Nintendo’s Wii U isn’t just a tablet add-on for your old Nintendo Wii; it’s a full game console unto itself, with new games and HD graphics and online connectivity. Really!

Even if you already know that, the problem Nintendo’s facing is that the average person still doesn’t.

The Japanese game company has struggled to make its latest game console a hit, and that’s largely due to the misconception that it’s little more than an add-on for a massively popular console — the Wii — that came out in 2006. It doesn’t help that the launch of the Wii U in 2012 coincided with the rise of powerful, multi-use tablets from the likes of Apple and Samsung.

In actuality, the Wii U couldn’t be further from the Wii. Despite the differences in functionality and game libraries, the original Wii is literally 10 times more popular than Nintendo’s current game console. Look no further than Nintendo’s own reporting on the Wii U, awkwardly juxtaposed with that of the enormously popular Wii:

That’s from a report corporate social responsibility report that Nintendo published recently, which cites sales numbers that were accurate as of March 31, 2015.

While the Wii had three more years under its belt when the Wii U launched, the comparative sales numbers are dramatic, to say the least. The Wii sold over 115 million units, the most successful product ever created by Nintendo, while the Wii U has only sold around 10 million. It’s not even close to the pace the original Wii was on at the same time in its life.

Though much less expensive than a game console, Nintendo has managed a sales coup with its “Amiibo” toys. The $US12 figures look and feel nice, and are able to be used in a variety of Nintendo games simply by touching the figure to the Wii U gamepad. Using “near-field” technology, the toys imbue various games with either content (an in-game shirt unlocks for your character, for instance) or whole characters (in “Super Smash Bros. for Wii U,” the toys appear in-game as enemies that can be trained).

The toys are selling so well, in fact, that they’re besting sales of Nintendo’s game console. And that kind of says it all, doesn’t it? People are more excitedly buying Nintendo-themed toys more than they are Nintendo’s actual game console.

WikipediaNintendo’s ‘amiibo’ figures are both toys and functional in-game.

It’s a strange position to be in, and one that will only get stranger as time goes on. As Nintendo’s Amiibo sales continue to outpace demand, Nintendo’s next game console — codenamed the “NX” — is looming on the horizon.

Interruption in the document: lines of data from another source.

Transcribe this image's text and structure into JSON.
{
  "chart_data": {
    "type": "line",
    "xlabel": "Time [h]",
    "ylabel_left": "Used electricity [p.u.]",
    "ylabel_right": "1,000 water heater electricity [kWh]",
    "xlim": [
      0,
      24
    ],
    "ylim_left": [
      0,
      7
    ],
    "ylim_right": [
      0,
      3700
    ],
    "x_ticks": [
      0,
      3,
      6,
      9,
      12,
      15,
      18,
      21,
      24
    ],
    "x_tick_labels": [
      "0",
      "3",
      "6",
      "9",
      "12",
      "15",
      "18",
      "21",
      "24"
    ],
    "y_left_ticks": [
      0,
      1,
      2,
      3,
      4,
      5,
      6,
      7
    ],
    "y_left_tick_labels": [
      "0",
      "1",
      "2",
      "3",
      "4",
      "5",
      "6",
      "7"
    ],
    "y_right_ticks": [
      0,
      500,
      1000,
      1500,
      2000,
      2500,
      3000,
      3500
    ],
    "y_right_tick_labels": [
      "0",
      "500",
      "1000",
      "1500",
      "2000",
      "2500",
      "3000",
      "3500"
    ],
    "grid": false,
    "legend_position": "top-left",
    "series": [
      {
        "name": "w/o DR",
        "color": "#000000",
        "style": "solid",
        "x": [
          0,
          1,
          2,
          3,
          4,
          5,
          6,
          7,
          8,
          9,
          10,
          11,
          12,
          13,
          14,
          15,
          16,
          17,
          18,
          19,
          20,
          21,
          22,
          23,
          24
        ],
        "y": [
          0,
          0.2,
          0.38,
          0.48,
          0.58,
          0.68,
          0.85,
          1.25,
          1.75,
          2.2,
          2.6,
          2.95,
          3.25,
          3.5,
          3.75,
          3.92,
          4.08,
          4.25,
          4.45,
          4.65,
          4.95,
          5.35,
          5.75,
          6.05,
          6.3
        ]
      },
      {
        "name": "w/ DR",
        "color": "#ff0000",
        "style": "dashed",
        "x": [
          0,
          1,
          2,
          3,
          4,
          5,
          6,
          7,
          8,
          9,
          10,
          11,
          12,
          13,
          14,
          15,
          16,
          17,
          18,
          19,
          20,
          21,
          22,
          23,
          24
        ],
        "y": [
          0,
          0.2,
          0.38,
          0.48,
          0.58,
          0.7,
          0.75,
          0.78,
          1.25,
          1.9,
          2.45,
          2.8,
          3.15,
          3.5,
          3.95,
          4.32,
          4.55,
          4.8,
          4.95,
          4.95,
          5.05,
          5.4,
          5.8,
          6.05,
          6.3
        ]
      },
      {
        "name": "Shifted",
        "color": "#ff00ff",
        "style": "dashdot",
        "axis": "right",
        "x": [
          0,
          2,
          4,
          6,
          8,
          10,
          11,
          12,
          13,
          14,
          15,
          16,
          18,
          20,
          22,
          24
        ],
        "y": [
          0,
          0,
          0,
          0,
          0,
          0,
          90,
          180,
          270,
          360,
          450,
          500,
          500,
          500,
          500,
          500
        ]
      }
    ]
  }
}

Meanwhile, flagship games are still said to be headed to Wii U from Nintendo’s internal development teams

At what point does Nintendo bite the bullet and move flagship titles like “The Legend of Zelda” to a new console over its current, failing one? History tells us “soon,” as that’s exactly what Nintendo did with “The Legend of Zelda: Twilight Princess.”

For now, however, Nintendo’s sticking with the Wii U.